# taz.de -- Wirtschaftsspionage in Deutschland: Und dann kommt der „Innentäter“
       
       > Ausgerechnet ein Geheimdienstchef will Firmen vor Spionage warnen. Dabei
       > verwischt er rhetorisch die Grenze zwischen Verräter und Whistleblower.
       
 (IMG) Bild: Eindeutig ein „Außentäter“.
       
       BERLIN taz | Der kleine runde Plastikstehtisch in der Lobby des
       Steigenberger Hotels, direkt am Berliner Hauptbahnhof, wirkt ein wenig
       fehlplatziert. Die Gummibärchentüten der Deutschen Telekom passen so gerade
       noch darauf. Ein paar Flyer, Farbton Magenta, liegen auf dem Tisch. Und
       dann eben diese aufgebrochene Mehrfachsteckdose. Elektroschrott?
       
       Nein. Diese Steckdose ist brandgefährlich, soll die Mini-Installation der
       Deutschen Telekom sagen. Schauen Sie nur genau hin. Sie sehen nichts? Eben.
       
       Die Wanzen sind da. Der Feind hört mit.
       
       Anderthalb Jahre ist es nun her, dass mit den Enthüllungen über das Ausmaß
       der Überwachung durch internationale Geheimdienste auch in Deutschland
       erste Unternehmen verwundert aufschreckten. Denn aus den Dokumenten des
       Whistleblowers Edward Snowden wurde deutlich, dass nicht nur für China und
       Russland, sondern auch für die USA Industriespionage in Europa zum
       Alltagsgeschäft gehört.
       
       Weil die Telekom – immerhin Betreiberin einer gigantischen
       Telekommunikationsinfrastruktur in Deutschland – durch den drohenden
       Vertrauensverlust in ihre Netze viel zu verlieren hatte, machte das
       Unternehmen aus der Not eine Tugend. Es setzte sich an die Spitze der
       Empörten, entwickelte zahlreiche Sicherheitsprodukte, propagierte
       massentaugliche Verschlüsselungssysteme und gibt sich seither als
       Antreiberin einer Entwicklung, die in vielen deutschen Unternehmen noch
       aussteht: Zuverlässige und ganzheitliche Sicherheitssysteme zu etablieren.

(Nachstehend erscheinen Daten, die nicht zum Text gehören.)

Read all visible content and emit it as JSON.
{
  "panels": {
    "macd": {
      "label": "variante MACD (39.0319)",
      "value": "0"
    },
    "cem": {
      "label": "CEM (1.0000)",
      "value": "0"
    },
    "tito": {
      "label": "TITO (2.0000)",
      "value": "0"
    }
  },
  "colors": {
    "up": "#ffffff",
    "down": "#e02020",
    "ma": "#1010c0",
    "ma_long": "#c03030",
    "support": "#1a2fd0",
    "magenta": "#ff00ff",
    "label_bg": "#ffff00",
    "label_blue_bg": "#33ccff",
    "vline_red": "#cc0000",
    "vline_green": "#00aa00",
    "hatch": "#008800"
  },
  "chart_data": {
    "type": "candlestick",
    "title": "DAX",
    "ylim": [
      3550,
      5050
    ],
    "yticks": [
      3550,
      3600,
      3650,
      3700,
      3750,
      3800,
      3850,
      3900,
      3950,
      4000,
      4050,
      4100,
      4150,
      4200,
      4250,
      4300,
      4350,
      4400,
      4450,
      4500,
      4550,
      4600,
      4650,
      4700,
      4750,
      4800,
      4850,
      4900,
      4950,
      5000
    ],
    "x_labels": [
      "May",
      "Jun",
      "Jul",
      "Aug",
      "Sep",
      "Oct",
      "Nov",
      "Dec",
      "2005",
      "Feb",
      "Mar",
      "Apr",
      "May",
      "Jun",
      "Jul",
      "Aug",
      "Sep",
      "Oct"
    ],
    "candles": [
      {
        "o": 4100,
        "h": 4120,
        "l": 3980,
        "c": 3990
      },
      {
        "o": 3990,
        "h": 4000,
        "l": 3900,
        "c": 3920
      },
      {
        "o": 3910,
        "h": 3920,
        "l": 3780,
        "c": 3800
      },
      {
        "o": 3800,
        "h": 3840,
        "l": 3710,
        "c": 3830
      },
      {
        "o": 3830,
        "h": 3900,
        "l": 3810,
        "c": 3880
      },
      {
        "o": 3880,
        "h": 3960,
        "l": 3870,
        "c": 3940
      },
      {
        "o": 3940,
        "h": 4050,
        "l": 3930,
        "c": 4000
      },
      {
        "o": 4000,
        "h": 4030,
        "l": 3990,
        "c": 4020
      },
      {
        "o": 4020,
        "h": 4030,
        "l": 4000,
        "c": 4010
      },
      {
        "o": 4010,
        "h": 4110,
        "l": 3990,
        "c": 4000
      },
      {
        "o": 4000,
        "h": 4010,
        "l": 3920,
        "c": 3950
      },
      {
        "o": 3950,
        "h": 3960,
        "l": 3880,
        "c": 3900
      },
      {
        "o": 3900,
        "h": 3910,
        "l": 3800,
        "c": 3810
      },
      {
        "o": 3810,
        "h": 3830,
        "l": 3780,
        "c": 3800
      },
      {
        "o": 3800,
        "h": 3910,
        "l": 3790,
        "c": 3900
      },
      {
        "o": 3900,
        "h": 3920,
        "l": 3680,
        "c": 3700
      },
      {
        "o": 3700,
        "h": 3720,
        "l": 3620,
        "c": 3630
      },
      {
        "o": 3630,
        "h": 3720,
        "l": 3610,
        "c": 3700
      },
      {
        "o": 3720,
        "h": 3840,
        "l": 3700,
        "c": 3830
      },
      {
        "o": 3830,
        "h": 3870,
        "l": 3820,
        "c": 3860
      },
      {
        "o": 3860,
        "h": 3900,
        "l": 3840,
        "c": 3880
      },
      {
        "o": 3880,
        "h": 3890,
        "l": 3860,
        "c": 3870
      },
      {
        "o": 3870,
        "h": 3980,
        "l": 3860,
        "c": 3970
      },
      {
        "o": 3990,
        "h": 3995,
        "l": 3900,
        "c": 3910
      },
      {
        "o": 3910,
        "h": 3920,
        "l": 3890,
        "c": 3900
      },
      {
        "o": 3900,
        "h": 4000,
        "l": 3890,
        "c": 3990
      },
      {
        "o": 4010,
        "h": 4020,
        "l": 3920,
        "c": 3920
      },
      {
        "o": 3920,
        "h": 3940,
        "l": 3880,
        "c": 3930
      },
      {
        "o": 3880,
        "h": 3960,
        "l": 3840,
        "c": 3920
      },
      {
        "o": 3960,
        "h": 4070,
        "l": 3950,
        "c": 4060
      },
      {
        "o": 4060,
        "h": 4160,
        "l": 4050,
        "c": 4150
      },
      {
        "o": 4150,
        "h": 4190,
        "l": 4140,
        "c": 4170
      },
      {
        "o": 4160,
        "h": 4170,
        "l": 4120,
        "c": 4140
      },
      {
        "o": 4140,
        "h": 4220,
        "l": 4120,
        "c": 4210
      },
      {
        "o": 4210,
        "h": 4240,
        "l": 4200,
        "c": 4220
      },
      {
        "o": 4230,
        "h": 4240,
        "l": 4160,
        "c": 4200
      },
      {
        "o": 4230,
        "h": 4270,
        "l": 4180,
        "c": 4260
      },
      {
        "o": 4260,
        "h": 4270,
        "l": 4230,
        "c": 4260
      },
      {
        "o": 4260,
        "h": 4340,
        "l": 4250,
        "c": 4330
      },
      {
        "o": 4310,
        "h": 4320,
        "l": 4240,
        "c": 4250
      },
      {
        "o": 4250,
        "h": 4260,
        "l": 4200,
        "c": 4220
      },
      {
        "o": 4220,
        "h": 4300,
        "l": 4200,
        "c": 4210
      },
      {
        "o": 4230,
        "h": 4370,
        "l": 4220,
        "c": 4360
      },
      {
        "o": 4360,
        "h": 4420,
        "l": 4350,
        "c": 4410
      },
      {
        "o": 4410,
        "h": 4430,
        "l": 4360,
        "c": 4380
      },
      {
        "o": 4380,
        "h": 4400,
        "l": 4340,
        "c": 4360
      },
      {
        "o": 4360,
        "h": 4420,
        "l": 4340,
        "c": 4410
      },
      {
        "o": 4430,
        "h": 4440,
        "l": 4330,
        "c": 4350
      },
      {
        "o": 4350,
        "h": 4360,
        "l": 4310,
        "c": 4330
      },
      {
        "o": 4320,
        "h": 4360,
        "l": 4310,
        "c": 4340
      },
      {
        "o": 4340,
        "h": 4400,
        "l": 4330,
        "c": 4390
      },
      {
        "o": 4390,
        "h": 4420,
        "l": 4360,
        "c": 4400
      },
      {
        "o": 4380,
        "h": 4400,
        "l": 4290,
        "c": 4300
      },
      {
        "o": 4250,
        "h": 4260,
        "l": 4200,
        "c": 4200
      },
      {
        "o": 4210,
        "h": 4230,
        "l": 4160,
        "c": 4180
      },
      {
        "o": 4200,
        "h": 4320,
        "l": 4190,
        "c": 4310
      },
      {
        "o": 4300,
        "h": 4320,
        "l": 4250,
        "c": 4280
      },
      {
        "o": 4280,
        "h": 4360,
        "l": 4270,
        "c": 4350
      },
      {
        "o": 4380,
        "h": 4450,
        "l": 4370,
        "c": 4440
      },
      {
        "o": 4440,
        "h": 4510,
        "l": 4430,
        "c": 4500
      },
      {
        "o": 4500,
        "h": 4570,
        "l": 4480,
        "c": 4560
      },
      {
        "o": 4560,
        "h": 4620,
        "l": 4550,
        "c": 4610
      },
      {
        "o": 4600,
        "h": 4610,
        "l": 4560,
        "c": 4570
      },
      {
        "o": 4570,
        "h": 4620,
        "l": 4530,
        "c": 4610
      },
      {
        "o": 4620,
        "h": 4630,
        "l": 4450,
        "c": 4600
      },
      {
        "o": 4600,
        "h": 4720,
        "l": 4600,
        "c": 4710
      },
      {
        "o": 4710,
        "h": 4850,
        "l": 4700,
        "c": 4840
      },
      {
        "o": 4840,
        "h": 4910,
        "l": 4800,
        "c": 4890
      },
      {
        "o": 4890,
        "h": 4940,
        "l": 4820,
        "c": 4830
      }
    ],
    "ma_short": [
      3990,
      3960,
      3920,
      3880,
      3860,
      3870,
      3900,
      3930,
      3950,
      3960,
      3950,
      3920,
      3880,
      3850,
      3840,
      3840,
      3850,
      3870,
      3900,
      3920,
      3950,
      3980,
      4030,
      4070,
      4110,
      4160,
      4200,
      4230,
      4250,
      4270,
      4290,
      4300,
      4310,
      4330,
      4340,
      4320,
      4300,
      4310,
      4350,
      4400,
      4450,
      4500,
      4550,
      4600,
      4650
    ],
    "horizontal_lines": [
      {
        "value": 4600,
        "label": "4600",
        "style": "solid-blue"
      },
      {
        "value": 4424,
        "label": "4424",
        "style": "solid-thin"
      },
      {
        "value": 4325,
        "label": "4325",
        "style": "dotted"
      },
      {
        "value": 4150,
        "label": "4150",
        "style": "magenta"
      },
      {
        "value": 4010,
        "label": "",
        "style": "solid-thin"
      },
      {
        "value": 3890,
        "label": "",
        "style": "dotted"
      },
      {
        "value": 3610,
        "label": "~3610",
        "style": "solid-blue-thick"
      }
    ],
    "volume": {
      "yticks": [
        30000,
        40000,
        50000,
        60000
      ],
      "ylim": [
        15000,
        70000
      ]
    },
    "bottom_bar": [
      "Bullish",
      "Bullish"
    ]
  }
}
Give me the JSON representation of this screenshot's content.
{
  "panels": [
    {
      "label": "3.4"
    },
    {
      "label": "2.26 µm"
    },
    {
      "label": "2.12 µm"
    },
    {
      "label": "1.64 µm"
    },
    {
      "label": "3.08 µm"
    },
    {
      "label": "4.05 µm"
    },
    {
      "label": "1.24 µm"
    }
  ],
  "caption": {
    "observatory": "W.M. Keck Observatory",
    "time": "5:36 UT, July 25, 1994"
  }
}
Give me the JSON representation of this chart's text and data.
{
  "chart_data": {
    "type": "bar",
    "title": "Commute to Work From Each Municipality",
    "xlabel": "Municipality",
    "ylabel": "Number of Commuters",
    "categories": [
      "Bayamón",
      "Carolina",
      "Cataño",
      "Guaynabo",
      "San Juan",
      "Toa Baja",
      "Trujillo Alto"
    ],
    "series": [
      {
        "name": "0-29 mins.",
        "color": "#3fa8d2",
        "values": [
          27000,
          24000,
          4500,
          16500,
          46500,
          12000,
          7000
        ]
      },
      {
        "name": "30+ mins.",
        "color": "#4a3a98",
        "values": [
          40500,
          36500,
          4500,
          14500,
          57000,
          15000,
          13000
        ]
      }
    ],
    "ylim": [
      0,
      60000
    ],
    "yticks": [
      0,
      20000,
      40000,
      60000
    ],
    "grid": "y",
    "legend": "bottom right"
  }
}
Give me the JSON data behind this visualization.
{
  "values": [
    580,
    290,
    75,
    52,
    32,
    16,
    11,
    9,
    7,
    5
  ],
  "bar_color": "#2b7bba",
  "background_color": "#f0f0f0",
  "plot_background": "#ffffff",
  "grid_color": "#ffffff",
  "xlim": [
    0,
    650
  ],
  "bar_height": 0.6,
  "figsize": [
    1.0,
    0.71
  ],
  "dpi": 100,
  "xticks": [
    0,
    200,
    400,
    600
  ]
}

       Für Technik, Made in Germany, kann das auch ein Wachstumsmarkt sein.
       
       ## Hat der BND deutsche Firmen verraten?
       
       Mittwochmorgen in Berlin. Mit ihrem Flyer auf dem kleinen Stehtisch in der
       Hotellobby wirbt die Telekom heute für ihre Serviceangebote in Sachen
       Lauschabwehr. Das Bundesamt für Verfassungsschutz und der Verein „Allianz
       für Sicherheit in der Wirtschaft“, ein Zusammenschluss von Unternehmen,
       haben eingeladen, weil sie auf eine Gefahr aufmerksam machen wollen, die
       gerade in den jüngsten Tagen wieder besonders präsent ist:
       Wirtschaftsspionage.
       
       Gerade erst war der Bundesnachrichtendienst massiv in die Kritik geraten
       als bekannt wurde, dass sich die Behörde daran beteiligt haben soll, für
       die NSA europäische Unternehmen, aber auch politische Institutionen zu
       bespitzeln. Es ist eine Affäre mit Strahlkraft: Selbst der Bundesverband
       der deutschen Industrie wandte sich öffentlich und empört an die
       Bundesregierung. Die Aufarbeitung der Affäre dauert an.
       
       Und so ist es nicht ganz frei von Ironie, dass heute der Chef des
       Bundesamtes für Verfassungsschutz, Hans-Georg Maaßen, vor Unternehmen und
       Journalisten tritt und sagt: „Die Nachrichtendienste und alle Behörden in
       diesem Lande sind auch dazu da, deutsche Unternehmen zu schützen.“ Geht es
       nach Maaßen, dann gibt es für deutsche Geheimdienste derzeit keinen Grund,
       ihre Arbeit zu überdenken. Die im Raum stehenden Vorwürfe in der BND-Affäre
       seien Mutmaßungen. Erkenntnisse, wonach westliche Geheimdienste
       Industriespionage in Deutschland betrieben, lägen weiterhin nicht vor, sagt
       Maaßen.
       
       ## Angst vor dem „Innentäter“
       
       Woran es dagegen in Deutschland zu mangeln scheint: An ausreichender
       Sensibilität in den Unternehmen. Zwar wendeten sich immer wieder deutsche
       Unternehmen vertrauensvoll an den Verfassungsschutz, um von Spionagefällen
       im eigenen Hause zu berichten. Gleichzeitig gibt es kaum verlässliche
       Zahlen über das mögliche Ausmaß der Industriespionage in Deutschland. „Aus
       unserer Wahrnehmung ist das Problem sehr groß“, sagt Maaßen.
       
       Seine Behörde will daher Unternehmen sensibilisieren, wesentlich
       weitsichtiger mit möglichen Angriffen auf die eigenen Strukturen umzugehen.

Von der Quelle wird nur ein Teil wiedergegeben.